Misalnya sewaktu aku kelas tiga SMP, waktu itu pertama kalinya aku
merasakan getaran-getaran aneh saat dekat dengan seorang cewek, namanya
Septa, sudah kusamarkan. Dia masih satu kelas denganku. Singkat
cerita, karena dorongan hormonal remaja dan tuntutan pergaulan. Aku
ingin mendapatkan Septa sebagai pacar. Sewaktu pulang sekolah, aku
menunggunya di gerbang sekolah.
“Ha-Hae.. Septa, aku pengen ngomong bentar boleh?” aku begitu gugup.
Septa tersenyum, menghampiriku.
“Se-Septa.. “ aku masih gugup.
“Iya, ada apa Di ??” ucapnya sambil tersenyum manis.
“Aku.. aku,” dan ternyata aku makin gugup.
“Aldi.. kamu kenapa??” pungkas Septa penasaran.
Dan seperti melihat kereta yang berjalan begitu cepat membelah
kegugupan, mulutku berucap pelan, penuh arti. Lebih tepatnya penuh busa
karena aku sangat gugup gemetaran.
“Aku suka kamu, maukah kamu menjadi pacarku??”
Septa tertawa lebar, sejenak seolah hilang pesona cantiknya.
Dan tiba-tiba aku seperti berada di tengah rel kereta api, aku melihat
kereta tersebut meluncur begitu derasnya ke arahku.
“Haha, ngaca kamu Di!! Sampai kiamat datang besokpun aku gak
mau jadi pacarmu, lagian aku udah punya pacar,” ucapnya kemudian
berlalu pergi dengan seronoknya.
Dan kereta tersebut seolah dengan derasnya menabrak tubuh
kurusku, mataku terkatup, mulutku yang berbusa meniupkan
gelembung-gelembung sabun, kemudian pingsan. Tunggu dulu, dalam
pingsanpun aku berasa masih gugup.
Itulah pertama kalinya aku mengatakan cinta, dan langsung
ditolak secara mentah-mentah, ingin rasanya perasaan cinta-ku itu aku
masak terlebih dahulu sehingga kalau pun sampai di tolak, paling tidak
aku di tolak secara matang-matang. Dan waktu aku menginjak kelas dua
SMA, kembali aku mencintai seorang cewek, namanya boleh aku samarkan
jadi Luna, ini lebih wow lagi karena dia wakil ketua osis di sekolahku.

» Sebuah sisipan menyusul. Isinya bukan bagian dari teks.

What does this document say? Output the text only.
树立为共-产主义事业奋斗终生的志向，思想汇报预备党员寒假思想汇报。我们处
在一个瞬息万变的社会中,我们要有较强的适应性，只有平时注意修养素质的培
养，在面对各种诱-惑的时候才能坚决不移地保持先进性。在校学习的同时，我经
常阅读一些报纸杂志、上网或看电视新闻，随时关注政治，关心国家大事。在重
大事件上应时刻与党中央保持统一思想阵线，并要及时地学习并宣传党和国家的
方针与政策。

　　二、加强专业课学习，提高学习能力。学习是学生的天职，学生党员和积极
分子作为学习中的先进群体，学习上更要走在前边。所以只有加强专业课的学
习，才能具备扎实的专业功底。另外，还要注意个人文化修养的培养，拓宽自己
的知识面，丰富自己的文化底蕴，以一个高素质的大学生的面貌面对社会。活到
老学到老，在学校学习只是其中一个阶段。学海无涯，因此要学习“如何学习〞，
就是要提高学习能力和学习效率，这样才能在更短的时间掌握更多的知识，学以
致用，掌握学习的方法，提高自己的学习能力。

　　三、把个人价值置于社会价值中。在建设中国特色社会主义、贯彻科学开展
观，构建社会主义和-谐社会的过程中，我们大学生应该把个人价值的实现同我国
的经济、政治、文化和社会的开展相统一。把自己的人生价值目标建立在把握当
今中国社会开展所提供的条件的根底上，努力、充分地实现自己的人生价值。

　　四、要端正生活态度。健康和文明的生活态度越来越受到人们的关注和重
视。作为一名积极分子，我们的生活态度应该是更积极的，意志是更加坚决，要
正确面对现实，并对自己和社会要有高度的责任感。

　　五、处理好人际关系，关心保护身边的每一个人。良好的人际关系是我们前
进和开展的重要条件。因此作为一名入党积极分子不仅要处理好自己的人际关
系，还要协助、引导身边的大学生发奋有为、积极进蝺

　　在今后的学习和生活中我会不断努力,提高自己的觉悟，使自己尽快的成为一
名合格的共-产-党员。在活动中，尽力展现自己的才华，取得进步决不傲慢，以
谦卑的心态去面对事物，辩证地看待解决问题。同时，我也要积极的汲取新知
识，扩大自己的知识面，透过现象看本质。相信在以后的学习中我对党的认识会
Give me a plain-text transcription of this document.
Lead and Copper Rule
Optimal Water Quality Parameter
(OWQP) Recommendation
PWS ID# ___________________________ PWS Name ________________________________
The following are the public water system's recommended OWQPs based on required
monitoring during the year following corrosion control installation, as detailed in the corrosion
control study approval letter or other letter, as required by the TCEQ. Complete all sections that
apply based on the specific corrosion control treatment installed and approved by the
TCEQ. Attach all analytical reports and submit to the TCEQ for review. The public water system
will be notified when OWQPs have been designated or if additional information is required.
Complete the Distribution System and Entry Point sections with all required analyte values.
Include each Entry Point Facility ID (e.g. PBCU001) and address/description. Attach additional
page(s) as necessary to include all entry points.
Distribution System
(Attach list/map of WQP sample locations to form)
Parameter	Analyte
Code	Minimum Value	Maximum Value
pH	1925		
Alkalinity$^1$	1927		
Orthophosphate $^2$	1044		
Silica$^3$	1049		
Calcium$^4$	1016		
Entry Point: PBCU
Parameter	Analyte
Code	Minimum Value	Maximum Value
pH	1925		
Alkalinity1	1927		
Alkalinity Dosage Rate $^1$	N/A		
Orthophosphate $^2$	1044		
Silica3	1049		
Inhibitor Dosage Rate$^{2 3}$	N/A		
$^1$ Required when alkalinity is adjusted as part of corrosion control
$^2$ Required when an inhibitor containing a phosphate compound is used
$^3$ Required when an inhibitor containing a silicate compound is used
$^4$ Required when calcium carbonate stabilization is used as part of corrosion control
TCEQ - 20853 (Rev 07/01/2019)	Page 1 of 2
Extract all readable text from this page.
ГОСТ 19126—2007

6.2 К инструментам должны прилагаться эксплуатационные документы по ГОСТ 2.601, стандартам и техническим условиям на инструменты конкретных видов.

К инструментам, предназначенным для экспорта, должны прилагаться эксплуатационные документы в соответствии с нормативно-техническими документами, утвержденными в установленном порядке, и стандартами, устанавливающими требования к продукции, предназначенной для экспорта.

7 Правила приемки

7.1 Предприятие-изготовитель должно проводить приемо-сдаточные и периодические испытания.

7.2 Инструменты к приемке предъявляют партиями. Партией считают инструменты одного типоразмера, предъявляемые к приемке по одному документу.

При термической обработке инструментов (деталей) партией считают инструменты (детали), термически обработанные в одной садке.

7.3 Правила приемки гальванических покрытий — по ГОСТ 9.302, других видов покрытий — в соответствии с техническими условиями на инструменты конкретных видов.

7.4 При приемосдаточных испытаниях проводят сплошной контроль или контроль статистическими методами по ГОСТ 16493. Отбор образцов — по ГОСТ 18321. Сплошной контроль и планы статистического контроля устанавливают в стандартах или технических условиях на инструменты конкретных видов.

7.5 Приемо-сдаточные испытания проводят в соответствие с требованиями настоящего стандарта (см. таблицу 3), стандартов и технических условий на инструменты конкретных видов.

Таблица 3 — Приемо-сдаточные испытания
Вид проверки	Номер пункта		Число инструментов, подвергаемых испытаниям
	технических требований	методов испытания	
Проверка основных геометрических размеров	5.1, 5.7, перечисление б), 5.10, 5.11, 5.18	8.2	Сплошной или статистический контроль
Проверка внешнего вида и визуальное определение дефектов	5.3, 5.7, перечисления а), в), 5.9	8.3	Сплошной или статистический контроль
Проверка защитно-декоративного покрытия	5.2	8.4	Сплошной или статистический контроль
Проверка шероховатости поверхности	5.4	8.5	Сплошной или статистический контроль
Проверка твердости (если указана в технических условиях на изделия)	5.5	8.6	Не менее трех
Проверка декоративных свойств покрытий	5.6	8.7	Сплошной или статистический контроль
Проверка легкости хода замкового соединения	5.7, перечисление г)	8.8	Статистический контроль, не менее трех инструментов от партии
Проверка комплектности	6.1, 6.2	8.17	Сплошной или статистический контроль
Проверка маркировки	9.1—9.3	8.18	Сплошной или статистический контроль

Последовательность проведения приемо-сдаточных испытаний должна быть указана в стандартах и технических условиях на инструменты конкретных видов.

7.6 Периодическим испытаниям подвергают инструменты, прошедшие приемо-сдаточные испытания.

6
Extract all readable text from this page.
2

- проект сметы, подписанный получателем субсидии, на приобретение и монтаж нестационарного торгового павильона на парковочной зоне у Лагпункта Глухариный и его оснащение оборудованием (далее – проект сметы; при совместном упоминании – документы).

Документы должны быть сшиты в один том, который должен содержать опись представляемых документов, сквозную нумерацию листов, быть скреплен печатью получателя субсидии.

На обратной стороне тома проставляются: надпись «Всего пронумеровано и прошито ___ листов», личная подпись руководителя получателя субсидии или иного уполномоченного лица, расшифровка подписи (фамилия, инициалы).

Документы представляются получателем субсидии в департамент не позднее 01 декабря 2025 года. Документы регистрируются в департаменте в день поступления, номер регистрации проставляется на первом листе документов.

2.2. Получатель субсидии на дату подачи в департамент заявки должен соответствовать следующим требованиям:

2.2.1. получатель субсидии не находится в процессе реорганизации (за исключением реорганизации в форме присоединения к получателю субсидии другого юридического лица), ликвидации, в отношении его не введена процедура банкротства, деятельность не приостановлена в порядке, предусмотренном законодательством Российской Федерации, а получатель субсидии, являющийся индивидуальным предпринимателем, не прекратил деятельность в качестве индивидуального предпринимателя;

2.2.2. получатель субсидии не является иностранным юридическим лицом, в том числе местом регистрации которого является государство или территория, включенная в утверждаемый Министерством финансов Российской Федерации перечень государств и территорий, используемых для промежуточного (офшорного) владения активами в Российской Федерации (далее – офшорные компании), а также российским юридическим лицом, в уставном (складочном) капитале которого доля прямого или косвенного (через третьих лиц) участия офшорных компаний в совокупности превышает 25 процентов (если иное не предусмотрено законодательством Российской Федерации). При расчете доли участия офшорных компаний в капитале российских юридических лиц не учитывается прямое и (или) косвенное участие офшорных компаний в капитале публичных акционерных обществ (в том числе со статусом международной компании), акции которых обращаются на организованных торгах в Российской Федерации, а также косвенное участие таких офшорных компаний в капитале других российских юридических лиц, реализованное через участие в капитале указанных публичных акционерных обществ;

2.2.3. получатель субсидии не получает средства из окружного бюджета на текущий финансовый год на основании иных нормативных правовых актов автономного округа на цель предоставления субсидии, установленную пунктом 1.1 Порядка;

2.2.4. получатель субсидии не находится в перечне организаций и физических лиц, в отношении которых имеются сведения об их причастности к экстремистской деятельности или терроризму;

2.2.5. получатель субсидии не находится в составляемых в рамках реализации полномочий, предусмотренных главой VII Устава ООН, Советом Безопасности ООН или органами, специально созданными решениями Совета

Pesona dan kecantikannya yang luar biasa menjadikan banyak cowok
tergila-gila padanya, meskipun dia terkenal judesnya minta ampun, serta
cuek banget sama yang namanya cowok. Setahun sudah aku mengamati
gerak-geriknya, dari makanan yang disukainya sampai bedak yang
dipakainya, dari jadwal les sampai jadwal dia ngupil. Bahkan, berapa jam
sekali dia kentut pun tak luput dari analisa ke-detektifan-ku. Ah,
kalau status di facebook dan twitter jangan ditanya, tiap detik, menit,
jam selalu aku ikuti. Maklum, kali ini aku tidak mau gagal untuk kedua
kalinya. Ingat kata Bang Haji, begadang jangan begadang kalau tiada
artinya. (Ah, gak nyambung o’on) Maksutku kata Bang Andrea Hirata,
Kegagalan itu kebodohan yang di pelihara (setuju !!).
Setelah melakukan persiapan yang matang, akhirnya aku
beranikan diri untuk menyatakan cinta ke Luna, disuatu senja yang
mengesankan aku pergi kerumah Luna dengan berbekal ketampananku, boleh
yah kukatakan itu. Udah abaikan, bagaimanapun mata indah Luna dan mata
hati Luna gak buta, dia tahu kadar ketampananku hanya sebatas saat
disamping monyet hamil. Ah, ini begitu sakit, cara Luna menolakku
sangat mengerikan bagiku. Betapa tidak, Aih, jika aku datang kerumahnya
terus dia mau menerimaku jika aku membawa sejuta mawar, aku masih bisa
menerima. Atau aku disuruh membangun candi, ataupun membangun waduk
dalam waktu semalam, akupun masih bisa menerimanya meskipun kuyakin tak
sanggup. Tapi ini, ah, kurasa aku tak mau menceritakannya, ini begitu
sakit. (Ini tisu, kumohon lanjutkan aku jadi penasaran ingin tahu),
Jadi maksudmu kau ingin mengetahui salah satu aib dalam hidupku, hah??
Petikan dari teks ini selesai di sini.